The Planning and Zoning Commission has set Oct. 8 as the date for the meeting at which it discuss at length its long-standing work to update the regulations on accessory dwelling units like guest cottages and in-law apartments.

The meeting will be at 7:15 p.m. in the town hall annex.

“We’ll address it in full and wrap up where we’re at on it,”  said Scott Lawrence, chairman, during a meeting of the Planning and Zoning Commission Sept. 12.

Recent discussion, since the public hearing opened in May, has involved whether to require owner occupancy in one of the units, either the accessory or primary unit, said Robert Nerney, the town’s planning director.

Recent discussion has also involved the question of capping the size of accessory units, Nerney said.

The commission is seeking to update the regulations to clarify the legal language and provide more direction.
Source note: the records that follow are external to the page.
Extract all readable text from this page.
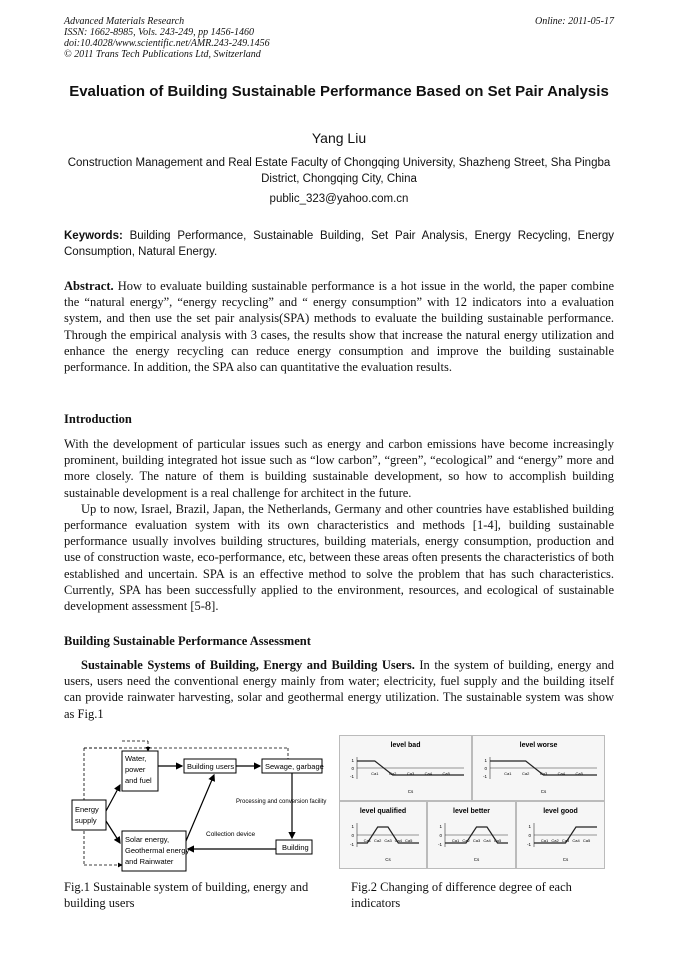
Advanced Materials Research
ISSN: 1662-8985, Vols. 243-249, pp 1456-1460
doi:10.4028/www.scientific.net/AMR.243-249.1456
© 2011 Trans Tech Publications Ltd, Switzerland
Online: 2011-05-17
Evaluation of Building Sustainable Performance Based on Set Pair Analysis
Yang Liu
Construction Management and Real Estate Faculty of Chongqing University, Shazheng Street, Sha Pingba District, Chongqing City, China
public_323@yahoo.com.cn
Keywords: Building Performance, Sustainable Building, Set Pair Analysis, Energy Recycling, Energy Consumption, Natural Energy.

Abstract. How to evaluate building sustainable performance is a hot issue in the world, the paper combine the “natural energy”, “energy recycling” and “ energy consumption” with 12 indicators into a evaluation system, and then use the set pair analysis(SPA) methods to evaluate the building sustainable performance. Through the empirical analysis with 3 cases, the results show that increase the natural energy utilization and enhance the energy recycling can reduce energy consumption and improve the building sustainable performance. In addition, the SPA also can quantitative the evaluation results.

Introduction

With the development of particular issues such as energy and carbon emissions have become increasingly prominent, building integrated hot issue such as “low carbon”, “green”, “ecological” and “energy” more and more closely. The nature of them is building sustainable development, so how to accomplish building sustainable development is a real challenge for architect in the future.

Up to now, Israel, Brazil, Japan, the Netherlands, Germany and other countries have established building performance evaluation system with its own characteristics and methods [1-4], building sustainable performance usually involves building structures, building materials, energy consumption, production and use of construction waste, eco-performance, etc, between these areas often presents the characteristics of both established and uncertain. SPA is an effective method to solve the problem that has such characteristics. Currently, SPA has been successfully applied to the environment, resources, and ecological of sustainable development assessment [5-8].

Building Sustainable Performance Assessment

Sustainable Systems of Building, Energy and Building Users. In the system of building, energy and users, users need the conventional energy mainly from water; electricity, fuel supply and the building itself can provide rainwater harvesting, solar and geothermal energy utilization. The sustainable system was show as Fig.1

Water,
power
and fuel
Building users	Sewage, garbage
Energy
supply
Solar energy,
Geothermal energy
and Rainwater
Building
Processing and conversion facility
Collection device
Fig.1 Sustainable system of building, energy and building users
level bad
1
0
-1
Ca1	Ca2	Ca3	Ca4	Ca5
Cs
level worse
1
0
-1
Ca1	Ca2	Ca3	Ca4	Ca5
Cs
level qualified
1
0
-1
Ca1 Ca2 Ca3 Ca4 Ca5
Cs
level better
1
0
-1
Ca1 Ca2 Ca3 Ca4 Ca5
Cs
level good
1
0
-1
Ca1 Ca2 Ca3 Ca4 Ca5
Cs
Fig.2 Changing of difference degree of each indicators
Over the years, since they were written in the 1980s, there has been discussion about accessory unit regulations, and several of the commissioners found them to be a bit cumbersome and difficult to interpret.

Under the proposed revisions, the Zoning Board of Appeals would be empowered to grant variances for accessory units, something it does not do now.

The allowable size of accessory units would increase, from 750 square feet to 850 square feet, or one-third the size of the principal residence. The owner-occupancy requirement for the main house is being questioned to perhaps allow a homeowner to rent the home as well as the accessory unit.

Residents have said they predict traffic, noise, overburdened schools and other issues.

“It will change the character of our residential areas, it’s not in our best interests,” said resident Marianne Gustafson, speaking during the public comment portion of the meeting Sept. 12.

“It would stress our resources, our water supply, and I’m very concerned. I don’t think it’s smart,” she said. “There’s a smarter way to do it. I’d love to work with you on this. This will stress neighborhood roads, resources and relationships. I’d like to see something else done here.”

The commission sees three or four of these accessory dwelling cases a year. Rental of accessory units is not restricted by blood relationship, and the regulations already allow for non-family members to rent them, but they tend to be rented by relatives like grandparents or college-age children.

The meeting Oct. 8 may or may not signal the end of public comment on the issue.